# 101 Craft Skills



## Kaodi (Nov 11, 2011)

Just because I am kind of obsessed with crafting... 

Sources: Craft (Int) - Pathfinder_OGC , Profession (Wis, Trained only) - Pathfinder_OGC , Medieval London Guilds , Alphabetical list

1. Alchemy
2. Architecture* 
3. Armour
4. Baking*
5. Baskets
6. Blacksmithing
7. Books
8. Bows
9. Brewing*
10. Calligraphy
11. Carpentry
12. Clockmaking
13. Cloth
14. Clothing
15. Cooking*
16. Dyes
17. Glass
18. Jewelery
19. Leather
20. Locks
21. Paintings
22. Pottery
23. Sculptures
24. Ships
25. Shoes
26. Sketches
27. Stonemasonry
28. Tanning*
29. Traps
30. Weapons

* Professions which I think make more sense as Crafts.


----------



## SnowleopardVK (Nov 11, 2011)

31. Disturbing Mental Images

(Courtesy of Order of the Stick)


----------



## Celebrim (Nov 11, 2011)

2. Architecture -> Knowledge (Architecture & Engineering)
4. Baking -> Craft (Cooking)
12. Clockmaking -> Craft (Machinist)
16. Dyes -> Craft (Alchemy)  Also manufacture of paints, soaps

If Blacksmithing doesn't become 'Smithing', then:

31. Whitesmith (tin, other soft metals)
32. Brownsmith (copper, bronze, brass)
33. Chandler (candles)

Optional decorative arts other than jewelry
34. Engraving 
35. Embossure
36. Enamel
37. Embrodiery
38. Perfumes (including incenses, etc.)

Complex objects are created by combining several crafts.  Specialists, say a loriner or a plowwright, could be created by a skill feat that applied a large bonus to a narrow skill or by creating a class feature for the Expert skill that allowed you to choose specialties (my preference).


----------



## SkredlitheOgre (Nov 12, 2011)

SnowleopardVK said:


> 31. Disturbing Mental Images
> 
> (Courtesy of Order of the Stick)




I wanted to give you XP for this, but apparently I can't.  Anyway...

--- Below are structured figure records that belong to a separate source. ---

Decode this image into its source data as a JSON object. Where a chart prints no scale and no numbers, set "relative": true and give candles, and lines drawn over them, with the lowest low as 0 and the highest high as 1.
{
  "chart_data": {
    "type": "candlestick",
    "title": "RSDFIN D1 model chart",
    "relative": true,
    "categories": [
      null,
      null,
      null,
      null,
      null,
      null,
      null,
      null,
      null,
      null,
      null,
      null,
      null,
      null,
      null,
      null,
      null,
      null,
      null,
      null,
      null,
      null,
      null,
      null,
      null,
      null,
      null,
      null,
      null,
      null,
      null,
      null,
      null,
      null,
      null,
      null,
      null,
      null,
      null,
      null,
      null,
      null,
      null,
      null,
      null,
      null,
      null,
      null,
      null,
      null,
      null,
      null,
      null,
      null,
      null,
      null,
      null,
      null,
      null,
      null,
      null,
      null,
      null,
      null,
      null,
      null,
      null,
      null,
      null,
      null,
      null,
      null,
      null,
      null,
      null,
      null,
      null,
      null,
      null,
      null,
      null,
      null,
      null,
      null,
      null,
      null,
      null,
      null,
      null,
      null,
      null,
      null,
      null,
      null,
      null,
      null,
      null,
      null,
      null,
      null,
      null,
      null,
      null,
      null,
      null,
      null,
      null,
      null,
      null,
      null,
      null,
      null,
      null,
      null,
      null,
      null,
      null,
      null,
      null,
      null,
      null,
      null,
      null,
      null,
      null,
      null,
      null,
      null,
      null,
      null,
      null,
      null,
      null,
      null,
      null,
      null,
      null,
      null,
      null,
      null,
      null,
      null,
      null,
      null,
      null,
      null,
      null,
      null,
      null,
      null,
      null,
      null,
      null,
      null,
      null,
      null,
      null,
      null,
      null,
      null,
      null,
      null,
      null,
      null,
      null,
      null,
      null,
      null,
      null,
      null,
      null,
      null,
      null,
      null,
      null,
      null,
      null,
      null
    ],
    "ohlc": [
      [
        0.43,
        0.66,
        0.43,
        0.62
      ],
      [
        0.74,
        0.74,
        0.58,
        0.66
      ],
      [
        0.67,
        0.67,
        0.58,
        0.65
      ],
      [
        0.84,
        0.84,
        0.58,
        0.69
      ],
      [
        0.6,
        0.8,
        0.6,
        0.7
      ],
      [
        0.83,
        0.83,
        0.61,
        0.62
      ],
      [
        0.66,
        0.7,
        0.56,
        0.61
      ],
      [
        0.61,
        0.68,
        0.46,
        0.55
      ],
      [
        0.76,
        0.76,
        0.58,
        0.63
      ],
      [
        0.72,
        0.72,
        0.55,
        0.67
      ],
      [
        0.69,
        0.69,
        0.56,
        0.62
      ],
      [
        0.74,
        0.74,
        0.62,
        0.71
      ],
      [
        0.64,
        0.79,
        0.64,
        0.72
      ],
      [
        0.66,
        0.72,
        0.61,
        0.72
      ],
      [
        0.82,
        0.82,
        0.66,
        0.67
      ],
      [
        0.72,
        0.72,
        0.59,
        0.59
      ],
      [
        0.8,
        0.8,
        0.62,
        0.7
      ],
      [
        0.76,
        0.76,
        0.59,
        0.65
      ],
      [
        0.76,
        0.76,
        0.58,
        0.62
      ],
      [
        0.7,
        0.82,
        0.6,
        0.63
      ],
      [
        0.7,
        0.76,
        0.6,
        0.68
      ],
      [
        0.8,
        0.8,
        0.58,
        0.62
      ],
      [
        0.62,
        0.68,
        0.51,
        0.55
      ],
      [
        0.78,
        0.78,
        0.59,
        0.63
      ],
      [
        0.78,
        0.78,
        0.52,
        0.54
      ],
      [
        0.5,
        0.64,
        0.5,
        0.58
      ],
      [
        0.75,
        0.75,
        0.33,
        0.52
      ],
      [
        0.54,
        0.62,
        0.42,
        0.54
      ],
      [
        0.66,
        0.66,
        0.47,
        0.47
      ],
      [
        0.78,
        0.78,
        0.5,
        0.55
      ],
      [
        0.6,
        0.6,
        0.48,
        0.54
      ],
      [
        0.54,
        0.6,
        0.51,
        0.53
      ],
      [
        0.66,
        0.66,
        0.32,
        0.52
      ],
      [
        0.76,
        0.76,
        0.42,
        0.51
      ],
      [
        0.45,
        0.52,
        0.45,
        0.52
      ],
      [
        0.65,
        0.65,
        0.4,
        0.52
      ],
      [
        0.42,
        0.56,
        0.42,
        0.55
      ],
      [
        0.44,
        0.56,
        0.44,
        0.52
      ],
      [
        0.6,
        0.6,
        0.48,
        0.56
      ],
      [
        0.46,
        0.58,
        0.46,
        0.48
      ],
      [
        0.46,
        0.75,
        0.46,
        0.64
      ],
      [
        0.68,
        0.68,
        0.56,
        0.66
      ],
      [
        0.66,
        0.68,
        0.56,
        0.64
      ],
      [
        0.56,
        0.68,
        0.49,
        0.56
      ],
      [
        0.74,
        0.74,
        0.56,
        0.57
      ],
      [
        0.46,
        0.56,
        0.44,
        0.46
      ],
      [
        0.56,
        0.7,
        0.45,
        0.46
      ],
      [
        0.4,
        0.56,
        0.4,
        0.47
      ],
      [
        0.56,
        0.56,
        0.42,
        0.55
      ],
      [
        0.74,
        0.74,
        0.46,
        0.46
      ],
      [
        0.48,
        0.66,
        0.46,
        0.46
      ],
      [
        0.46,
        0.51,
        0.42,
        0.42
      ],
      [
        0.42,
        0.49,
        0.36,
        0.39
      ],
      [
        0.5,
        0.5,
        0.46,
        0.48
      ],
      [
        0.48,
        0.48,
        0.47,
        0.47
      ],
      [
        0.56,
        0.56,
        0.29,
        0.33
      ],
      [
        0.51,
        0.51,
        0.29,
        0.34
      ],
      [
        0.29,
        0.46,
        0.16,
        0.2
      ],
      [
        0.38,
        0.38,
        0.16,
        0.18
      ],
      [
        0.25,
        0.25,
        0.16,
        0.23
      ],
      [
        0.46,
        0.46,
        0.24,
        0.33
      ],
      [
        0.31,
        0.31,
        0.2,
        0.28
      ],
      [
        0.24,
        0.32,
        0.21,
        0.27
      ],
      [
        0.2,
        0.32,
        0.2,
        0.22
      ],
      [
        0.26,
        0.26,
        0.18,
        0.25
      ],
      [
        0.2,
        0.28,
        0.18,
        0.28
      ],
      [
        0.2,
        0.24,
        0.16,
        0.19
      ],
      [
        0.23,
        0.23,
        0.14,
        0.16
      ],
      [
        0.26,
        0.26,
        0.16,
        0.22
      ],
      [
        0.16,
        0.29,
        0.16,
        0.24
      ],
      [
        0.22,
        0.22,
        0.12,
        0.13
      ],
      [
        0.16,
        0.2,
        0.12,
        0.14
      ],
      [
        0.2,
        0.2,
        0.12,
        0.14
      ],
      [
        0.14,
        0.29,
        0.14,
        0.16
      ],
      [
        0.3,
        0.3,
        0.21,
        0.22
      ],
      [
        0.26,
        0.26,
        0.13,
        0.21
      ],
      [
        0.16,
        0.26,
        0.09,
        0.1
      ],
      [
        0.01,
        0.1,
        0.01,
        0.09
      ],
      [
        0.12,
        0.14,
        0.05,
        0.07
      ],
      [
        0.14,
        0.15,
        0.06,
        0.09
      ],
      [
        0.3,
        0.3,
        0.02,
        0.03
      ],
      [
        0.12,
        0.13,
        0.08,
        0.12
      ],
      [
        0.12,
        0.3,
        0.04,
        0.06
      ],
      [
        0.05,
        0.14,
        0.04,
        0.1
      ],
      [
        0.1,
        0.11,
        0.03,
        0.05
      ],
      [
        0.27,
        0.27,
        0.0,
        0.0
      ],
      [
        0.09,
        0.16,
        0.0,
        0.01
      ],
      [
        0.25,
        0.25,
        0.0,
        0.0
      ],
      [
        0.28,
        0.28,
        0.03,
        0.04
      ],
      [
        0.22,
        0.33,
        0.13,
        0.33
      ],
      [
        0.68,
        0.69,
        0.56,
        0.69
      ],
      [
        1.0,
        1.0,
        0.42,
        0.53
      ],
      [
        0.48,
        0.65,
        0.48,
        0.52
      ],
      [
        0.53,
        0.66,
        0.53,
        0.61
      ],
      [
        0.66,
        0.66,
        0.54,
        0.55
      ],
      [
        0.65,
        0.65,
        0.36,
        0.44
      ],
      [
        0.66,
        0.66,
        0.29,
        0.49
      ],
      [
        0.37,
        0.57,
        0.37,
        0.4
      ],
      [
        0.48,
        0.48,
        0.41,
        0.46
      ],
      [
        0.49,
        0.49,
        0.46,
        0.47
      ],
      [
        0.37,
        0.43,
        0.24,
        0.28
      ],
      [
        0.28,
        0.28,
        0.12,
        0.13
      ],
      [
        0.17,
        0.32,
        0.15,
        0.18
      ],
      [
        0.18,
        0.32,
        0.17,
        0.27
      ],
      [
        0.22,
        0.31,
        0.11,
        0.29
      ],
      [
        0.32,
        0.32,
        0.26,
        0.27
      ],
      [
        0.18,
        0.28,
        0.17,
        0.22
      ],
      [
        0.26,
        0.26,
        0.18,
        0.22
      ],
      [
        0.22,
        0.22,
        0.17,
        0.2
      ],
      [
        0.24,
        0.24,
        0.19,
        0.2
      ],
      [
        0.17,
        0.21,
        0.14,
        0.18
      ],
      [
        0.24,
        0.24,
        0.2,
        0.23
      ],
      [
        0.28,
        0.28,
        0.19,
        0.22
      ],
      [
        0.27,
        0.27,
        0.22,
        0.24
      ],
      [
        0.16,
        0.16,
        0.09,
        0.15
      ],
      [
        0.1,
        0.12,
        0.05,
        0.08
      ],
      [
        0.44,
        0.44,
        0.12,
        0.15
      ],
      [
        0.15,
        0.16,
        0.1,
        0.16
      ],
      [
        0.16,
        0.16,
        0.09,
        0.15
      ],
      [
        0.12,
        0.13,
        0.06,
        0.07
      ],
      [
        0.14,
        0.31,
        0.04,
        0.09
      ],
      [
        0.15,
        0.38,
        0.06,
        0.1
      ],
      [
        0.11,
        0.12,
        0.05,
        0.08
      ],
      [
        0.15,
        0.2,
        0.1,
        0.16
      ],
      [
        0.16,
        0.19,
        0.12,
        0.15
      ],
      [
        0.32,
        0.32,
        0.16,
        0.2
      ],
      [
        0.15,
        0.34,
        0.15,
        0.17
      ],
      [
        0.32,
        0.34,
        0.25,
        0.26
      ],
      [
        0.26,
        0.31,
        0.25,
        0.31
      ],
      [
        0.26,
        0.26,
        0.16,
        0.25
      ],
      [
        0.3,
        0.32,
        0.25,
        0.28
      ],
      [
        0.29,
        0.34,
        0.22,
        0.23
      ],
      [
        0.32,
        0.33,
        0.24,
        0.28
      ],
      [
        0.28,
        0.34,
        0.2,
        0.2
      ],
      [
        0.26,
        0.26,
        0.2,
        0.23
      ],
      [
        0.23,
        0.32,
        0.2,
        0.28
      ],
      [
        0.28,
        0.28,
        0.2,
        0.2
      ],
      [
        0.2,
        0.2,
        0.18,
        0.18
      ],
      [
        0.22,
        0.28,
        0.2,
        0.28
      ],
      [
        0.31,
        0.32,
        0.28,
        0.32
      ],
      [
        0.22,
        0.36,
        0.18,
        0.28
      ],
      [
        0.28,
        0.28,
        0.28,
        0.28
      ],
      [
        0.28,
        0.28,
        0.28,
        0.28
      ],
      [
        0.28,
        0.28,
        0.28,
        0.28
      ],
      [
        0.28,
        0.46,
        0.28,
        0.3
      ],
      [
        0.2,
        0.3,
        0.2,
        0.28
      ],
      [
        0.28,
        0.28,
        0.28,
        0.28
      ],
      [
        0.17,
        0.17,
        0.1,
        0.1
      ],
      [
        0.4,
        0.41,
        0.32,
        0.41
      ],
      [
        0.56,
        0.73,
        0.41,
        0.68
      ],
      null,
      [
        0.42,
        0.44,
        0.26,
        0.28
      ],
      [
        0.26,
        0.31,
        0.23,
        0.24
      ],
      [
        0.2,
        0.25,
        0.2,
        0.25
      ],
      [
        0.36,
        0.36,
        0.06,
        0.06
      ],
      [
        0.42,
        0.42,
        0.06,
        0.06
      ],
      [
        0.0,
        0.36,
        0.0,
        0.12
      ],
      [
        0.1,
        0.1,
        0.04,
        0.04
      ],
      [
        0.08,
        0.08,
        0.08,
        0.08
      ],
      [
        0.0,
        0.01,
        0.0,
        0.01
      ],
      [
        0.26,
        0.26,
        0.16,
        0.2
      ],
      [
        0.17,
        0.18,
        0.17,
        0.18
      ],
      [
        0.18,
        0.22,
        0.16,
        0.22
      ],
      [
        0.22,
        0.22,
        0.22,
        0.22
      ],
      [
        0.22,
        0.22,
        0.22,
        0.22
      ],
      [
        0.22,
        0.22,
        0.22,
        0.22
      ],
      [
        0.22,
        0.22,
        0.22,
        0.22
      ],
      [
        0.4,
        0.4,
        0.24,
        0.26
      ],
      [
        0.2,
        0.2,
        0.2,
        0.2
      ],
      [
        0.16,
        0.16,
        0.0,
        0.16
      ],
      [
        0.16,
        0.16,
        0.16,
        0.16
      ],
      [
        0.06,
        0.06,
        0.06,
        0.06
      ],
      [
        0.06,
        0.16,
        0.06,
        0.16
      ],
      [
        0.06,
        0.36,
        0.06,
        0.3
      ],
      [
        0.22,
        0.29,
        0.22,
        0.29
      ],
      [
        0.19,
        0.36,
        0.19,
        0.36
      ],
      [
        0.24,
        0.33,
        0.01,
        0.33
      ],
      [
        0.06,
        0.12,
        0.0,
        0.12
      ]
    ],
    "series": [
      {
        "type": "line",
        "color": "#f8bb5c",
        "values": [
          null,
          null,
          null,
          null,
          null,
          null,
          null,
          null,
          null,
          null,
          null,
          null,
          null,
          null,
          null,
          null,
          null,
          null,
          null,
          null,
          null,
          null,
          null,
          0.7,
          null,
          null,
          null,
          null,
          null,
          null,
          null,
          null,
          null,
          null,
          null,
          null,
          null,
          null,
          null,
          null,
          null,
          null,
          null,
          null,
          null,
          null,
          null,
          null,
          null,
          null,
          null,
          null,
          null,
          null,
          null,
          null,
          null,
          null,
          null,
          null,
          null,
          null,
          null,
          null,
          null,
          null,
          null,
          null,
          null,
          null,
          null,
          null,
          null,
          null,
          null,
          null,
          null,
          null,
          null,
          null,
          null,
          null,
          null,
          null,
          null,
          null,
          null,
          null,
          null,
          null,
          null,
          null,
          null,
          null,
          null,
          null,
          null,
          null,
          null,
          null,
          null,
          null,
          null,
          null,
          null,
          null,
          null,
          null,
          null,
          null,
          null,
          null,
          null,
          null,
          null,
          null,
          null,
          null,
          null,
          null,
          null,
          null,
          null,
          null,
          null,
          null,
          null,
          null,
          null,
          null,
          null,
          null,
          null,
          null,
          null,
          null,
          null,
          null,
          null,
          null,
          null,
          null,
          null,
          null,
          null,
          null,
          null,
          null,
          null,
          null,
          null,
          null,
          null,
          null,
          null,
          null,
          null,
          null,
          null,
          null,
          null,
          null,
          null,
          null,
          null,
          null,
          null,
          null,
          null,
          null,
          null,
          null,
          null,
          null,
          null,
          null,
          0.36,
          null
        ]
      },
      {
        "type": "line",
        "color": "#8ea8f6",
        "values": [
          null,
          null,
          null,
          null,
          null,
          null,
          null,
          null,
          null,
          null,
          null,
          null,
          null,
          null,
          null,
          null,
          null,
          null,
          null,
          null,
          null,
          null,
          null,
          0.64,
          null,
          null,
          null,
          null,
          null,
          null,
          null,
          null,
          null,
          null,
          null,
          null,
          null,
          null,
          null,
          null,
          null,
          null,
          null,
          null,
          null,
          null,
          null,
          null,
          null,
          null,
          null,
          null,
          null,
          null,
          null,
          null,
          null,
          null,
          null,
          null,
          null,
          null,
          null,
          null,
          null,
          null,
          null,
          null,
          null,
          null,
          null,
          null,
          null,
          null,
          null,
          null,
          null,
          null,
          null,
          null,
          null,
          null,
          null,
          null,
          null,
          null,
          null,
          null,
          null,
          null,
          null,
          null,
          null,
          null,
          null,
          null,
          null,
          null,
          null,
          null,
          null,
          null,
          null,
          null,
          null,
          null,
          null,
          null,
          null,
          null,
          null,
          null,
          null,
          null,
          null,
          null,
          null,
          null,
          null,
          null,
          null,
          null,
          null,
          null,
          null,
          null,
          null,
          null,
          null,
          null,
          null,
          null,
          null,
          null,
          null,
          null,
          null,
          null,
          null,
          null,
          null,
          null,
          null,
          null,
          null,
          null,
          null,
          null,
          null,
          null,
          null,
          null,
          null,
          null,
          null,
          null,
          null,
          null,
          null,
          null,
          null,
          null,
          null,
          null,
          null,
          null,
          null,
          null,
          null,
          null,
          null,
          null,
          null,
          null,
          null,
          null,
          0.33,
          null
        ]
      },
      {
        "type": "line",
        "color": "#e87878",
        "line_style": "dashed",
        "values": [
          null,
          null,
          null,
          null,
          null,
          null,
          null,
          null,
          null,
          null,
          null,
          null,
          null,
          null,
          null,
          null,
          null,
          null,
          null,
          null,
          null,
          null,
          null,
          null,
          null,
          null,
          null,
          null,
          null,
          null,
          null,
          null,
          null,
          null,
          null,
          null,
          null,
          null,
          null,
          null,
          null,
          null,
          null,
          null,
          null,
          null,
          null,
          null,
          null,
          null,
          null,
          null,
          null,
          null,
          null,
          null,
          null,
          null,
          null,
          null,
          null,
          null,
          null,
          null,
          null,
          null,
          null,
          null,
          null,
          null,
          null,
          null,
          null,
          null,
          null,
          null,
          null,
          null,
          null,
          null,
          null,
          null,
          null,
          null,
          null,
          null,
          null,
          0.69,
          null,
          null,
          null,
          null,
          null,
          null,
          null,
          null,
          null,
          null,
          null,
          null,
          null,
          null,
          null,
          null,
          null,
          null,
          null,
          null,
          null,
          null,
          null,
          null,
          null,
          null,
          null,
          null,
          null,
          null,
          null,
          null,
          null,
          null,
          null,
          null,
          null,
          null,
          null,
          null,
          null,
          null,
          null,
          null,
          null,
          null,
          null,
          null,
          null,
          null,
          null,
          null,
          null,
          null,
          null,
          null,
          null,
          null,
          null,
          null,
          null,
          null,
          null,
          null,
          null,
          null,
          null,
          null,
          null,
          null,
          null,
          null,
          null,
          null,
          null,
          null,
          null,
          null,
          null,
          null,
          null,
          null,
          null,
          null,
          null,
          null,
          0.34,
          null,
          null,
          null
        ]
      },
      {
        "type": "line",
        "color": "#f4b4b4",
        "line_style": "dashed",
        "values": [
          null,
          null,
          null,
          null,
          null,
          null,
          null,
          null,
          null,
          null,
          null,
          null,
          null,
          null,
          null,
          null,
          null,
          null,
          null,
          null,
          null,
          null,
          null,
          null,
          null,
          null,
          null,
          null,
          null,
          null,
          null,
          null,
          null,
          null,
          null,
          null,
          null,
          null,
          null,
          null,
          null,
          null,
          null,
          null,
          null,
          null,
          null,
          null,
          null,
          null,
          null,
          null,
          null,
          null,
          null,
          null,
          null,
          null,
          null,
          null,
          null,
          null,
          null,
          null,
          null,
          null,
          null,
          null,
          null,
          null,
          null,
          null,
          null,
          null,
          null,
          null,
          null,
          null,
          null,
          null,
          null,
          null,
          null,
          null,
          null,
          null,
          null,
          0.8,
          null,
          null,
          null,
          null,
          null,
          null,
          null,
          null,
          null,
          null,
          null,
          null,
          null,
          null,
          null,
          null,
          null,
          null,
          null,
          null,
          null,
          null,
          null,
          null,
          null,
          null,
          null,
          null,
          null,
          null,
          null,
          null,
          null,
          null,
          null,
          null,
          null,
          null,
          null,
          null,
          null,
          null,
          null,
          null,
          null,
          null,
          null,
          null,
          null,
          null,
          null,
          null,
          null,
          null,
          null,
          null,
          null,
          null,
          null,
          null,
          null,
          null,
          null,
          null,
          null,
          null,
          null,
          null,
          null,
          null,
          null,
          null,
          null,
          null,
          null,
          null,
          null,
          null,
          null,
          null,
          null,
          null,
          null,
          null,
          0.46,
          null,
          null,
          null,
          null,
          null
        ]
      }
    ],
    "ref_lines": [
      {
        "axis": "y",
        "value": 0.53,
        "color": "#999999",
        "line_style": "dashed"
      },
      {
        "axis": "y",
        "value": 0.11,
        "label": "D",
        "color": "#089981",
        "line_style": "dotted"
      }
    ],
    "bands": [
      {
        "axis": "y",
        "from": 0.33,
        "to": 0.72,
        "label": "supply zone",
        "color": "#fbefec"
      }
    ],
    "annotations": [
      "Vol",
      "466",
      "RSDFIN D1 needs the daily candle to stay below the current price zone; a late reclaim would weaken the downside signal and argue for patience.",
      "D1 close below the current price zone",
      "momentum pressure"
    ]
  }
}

39.  Witches.  For Witch Craft.
40.  Codpieces.  For gnomes.  FITTED codpieces.
41.  Saddles and Bridles for Giraffes.  Also for gnomes.


----------



## The Shaman (Nov 12, 2011)

I think you may get some use out of this.

I want my next character to be a bottom knocker.


----------



## DnD_Dad (Nov 12, 2011)

You should check out the experts book by skirmisher games.  Pretty amazing stuff.


----------